Mais nouveau coup de théâtre en novembre 2023. Dans un avis non contraignant, mais généralement suivi par les juges, l’avocat général Giovanni Pitruzzella avait remis en cause la victoire d’Apple. Il avait proposé à la cour d’annuler l’arrêt et de renvoyer l’affaire devant le Tribunal de l’UE «afin que celui-ci se prononce à nouveau sur le fond». La Cour a décidé ce mardi de statuer «définitivement sur le litige et confirme la décision de la Commission européenne de 2016 : l’Irlande a accordé à Apple une aide illégale que cet État est tenu de récupérer», explique-t-elle dans un communiqué. Le gouvernement irlandais a de son côté assuré qu’il «respectera» cette décision de la justice européenne.
Google à nouveau sanctionné pour non-respect du droit à la concurrence
Par ailleurs, dans un arrêt séparé, la Cour basée à Luxembourg a confirmé une amende contre Google s’élevant à 2,4 milliards d’euros pour des pratiques anticoncurrentielles, et datant de 2017. La justice estime que la firme américaine a bien abusé de sa position dominante sur le marché des recherches en ligne «en favorisant son propre service de comparaison de produits». Il s’agit de la deuxième plus lourde sanction financière jamais imposée par l’UE dans un dossier concernant des pratiques commerciales anticoncurrentielles.

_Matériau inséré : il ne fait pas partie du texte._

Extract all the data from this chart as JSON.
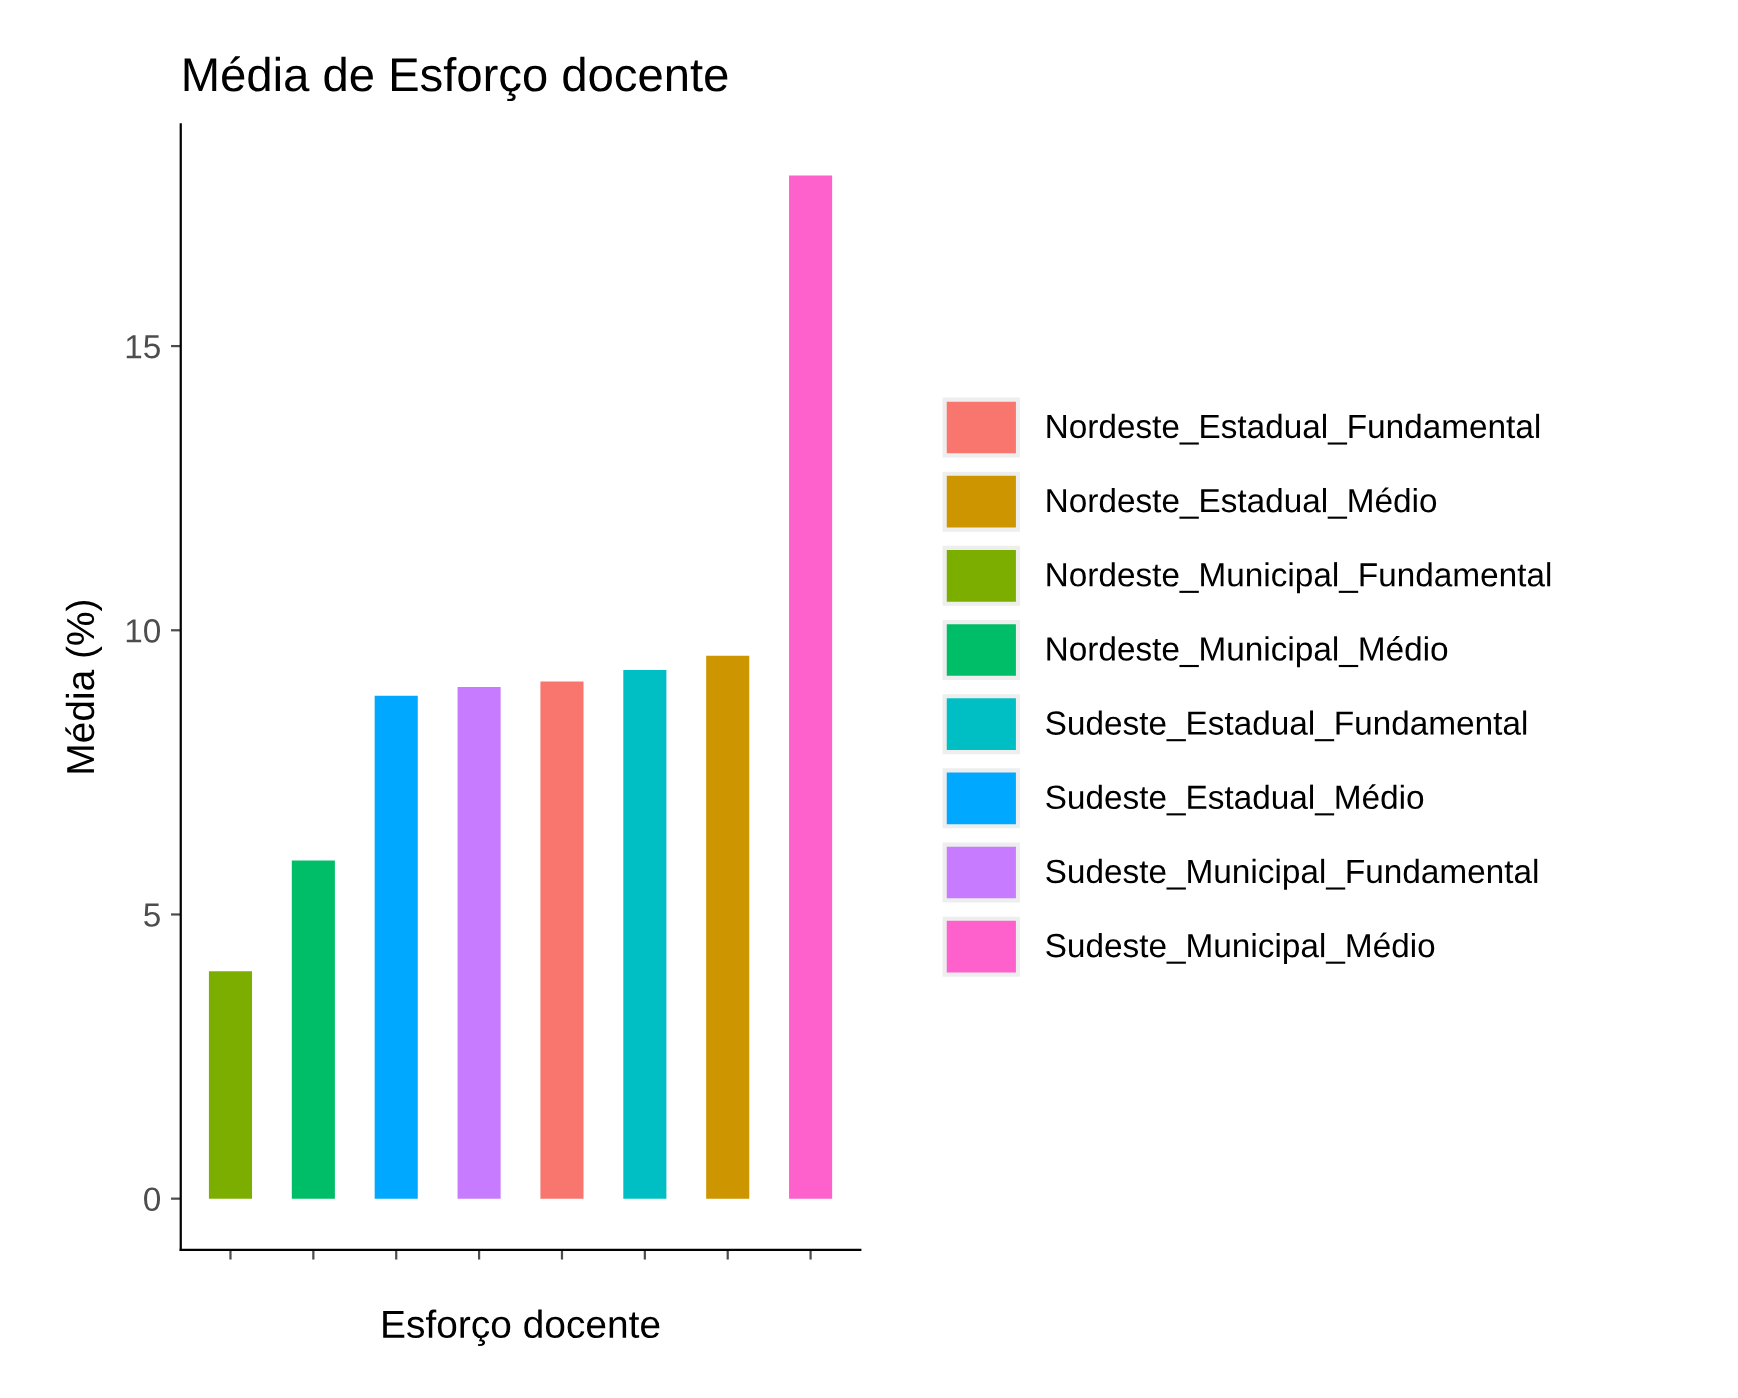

L’affaire a débuté en 2010 avec l’ouverture d’une enquête de Bruxelles consécutive à des plaintes de concurrents. L’entreprise est accusée d’avoir favorisé son comparateur de prix, Google Shopping, en rendant ses compétiteurs pratiquement invisibles pour les consommateurs. Elle a été contrainte de modifier l’affichage de ses résultats de recherches afin de se conformer aux exigences européennes.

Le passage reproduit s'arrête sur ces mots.